Video technology software startup Clearleap has raised another $20 million, thanks to a Series C funding round led by Susquehanna Growth Equity and including existing investors Trinity Ventures and Noro-Moseley.
Clearleap says the cash infusion will support domestic service growth and continued expansion into the European and Latin American markets, as well as enable it to more than double in size. The company, which has about 100 employees and has now raised $36 million since it started, has Time Warner Cable Inc. (NYSE: TWC) and Verizon Communications Inc. (NYSE: VZ) as its biggest service provider customers.
Founded in 2007, Clearleap arrived on the scene just as cable companies were beginning to explore a possible transition to IP-based video delivery. Clearleap CEO and co-founder Braxton Jarratt said he realized it would be difficult for existing cable vendors to make their technology work over IP and thought it was "worth taking a big bet on this and starting an entire company focused on software infrastructure for this transition."

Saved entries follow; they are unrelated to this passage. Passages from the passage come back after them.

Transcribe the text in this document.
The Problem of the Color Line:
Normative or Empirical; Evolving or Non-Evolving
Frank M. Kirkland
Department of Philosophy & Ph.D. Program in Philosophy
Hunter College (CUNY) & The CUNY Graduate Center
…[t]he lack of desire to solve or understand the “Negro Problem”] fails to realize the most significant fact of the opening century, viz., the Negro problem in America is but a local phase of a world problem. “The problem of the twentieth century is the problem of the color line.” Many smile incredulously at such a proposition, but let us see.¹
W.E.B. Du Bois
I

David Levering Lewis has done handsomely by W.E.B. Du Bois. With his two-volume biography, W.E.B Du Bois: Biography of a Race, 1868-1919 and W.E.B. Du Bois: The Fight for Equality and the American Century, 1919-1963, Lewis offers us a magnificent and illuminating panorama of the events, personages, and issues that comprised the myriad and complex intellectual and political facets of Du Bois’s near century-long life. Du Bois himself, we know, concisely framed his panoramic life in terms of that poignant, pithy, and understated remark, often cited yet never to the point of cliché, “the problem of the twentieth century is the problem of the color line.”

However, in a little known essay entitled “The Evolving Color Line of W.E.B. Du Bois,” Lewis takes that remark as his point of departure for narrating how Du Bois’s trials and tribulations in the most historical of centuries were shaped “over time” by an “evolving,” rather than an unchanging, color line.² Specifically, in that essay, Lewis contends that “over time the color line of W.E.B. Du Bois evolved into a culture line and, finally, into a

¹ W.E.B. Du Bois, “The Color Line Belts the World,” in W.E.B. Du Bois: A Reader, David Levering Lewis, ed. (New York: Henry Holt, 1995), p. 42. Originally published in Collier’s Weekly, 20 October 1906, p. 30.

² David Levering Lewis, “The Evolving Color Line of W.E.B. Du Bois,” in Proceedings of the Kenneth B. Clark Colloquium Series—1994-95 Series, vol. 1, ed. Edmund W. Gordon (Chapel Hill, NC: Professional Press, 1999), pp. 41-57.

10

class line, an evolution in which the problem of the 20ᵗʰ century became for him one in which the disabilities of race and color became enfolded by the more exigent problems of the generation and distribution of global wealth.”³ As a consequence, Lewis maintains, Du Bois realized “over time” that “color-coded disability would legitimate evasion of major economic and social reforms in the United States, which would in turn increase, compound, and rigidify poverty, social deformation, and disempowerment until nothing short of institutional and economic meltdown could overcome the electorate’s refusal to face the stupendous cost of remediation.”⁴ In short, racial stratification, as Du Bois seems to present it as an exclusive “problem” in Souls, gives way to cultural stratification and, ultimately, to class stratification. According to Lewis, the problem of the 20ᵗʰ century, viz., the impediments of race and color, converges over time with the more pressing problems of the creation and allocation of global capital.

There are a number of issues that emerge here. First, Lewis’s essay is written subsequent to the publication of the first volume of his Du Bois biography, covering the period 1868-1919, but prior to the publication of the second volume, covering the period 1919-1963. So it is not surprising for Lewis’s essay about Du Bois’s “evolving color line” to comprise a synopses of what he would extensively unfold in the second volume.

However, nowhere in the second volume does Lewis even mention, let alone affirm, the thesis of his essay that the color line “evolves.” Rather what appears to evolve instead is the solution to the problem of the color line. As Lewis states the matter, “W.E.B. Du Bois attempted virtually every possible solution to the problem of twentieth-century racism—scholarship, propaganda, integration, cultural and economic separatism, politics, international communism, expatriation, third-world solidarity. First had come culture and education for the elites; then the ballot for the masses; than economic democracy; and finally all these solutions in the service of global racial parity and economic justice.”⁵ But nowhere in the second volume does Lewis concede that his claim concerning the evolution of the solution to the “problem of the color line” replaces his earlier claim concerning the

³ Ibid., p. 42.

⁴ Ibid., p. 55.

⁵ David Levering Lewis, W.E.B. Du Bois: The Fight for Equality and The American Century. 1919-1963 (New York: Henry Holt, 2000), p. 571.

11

Focusing on IP infrastructure gives Clearleap two sets of customer targets. Its ClearFlow platform is designed for programmers, who have to ingest, process, and deliver large amounts of content to service providers. The ClearPlay platform, on the other hand, is built for service providers, who have to manage, secure, and deliver that video to consumers.
Although a lot of industry discussion centers on IP delivery to consumer devices, the transition to video transport over terrestrial IP networks from satellite in the first half of the process is equally significant. Clearleap's major programmer customers for its ClearFlow software platform include Home Box Office Inc. (HBO) and the MSO-backed video-on-demand distribution company In Demand LLC (See Putting TV Everywhere on Auto-Pilot.)
In an interview with Light Reading, Jarratt noted that In Demand is "literally shutting off all the systems and the satellite delivery transponders that they were using for delivery of all these movies and using us exclusively."
Like service providers, however, programmers are still at the beginning of their IP migration. That's why Jarratt and his investors think there is major growth potential for Clearleap both internationally and at home in the US. In a press release, managing director Scott Feldman at Susquehanna Growth Equity said, "The proliferation of internet-connected devices with video streaming capabilities has caused content producers and distributors to seek new solutions to help them efficiently manage their multiscreen, TV-everywhere experience. Clearleap has developed a software platform that offers purveyors of video content a cost effective, scalable alternative to high fixed-cost, hardware-dependent solutions."
Jarratt also believes Clearleap has a unique competitive advantage because its employees have experience in the traditional TV technology world, as well as in-house at major Internet infrastructure companies such as Google (Nasdaq: GOOG) and Level 3 Communications Inc. (NYSE: LVLT).
"I think we're one of the few, if not the only company that really does bridge both sides… the online and traditional media world in terms of our understanding of the business, our people, [and] the way we built our products," Jarratt said.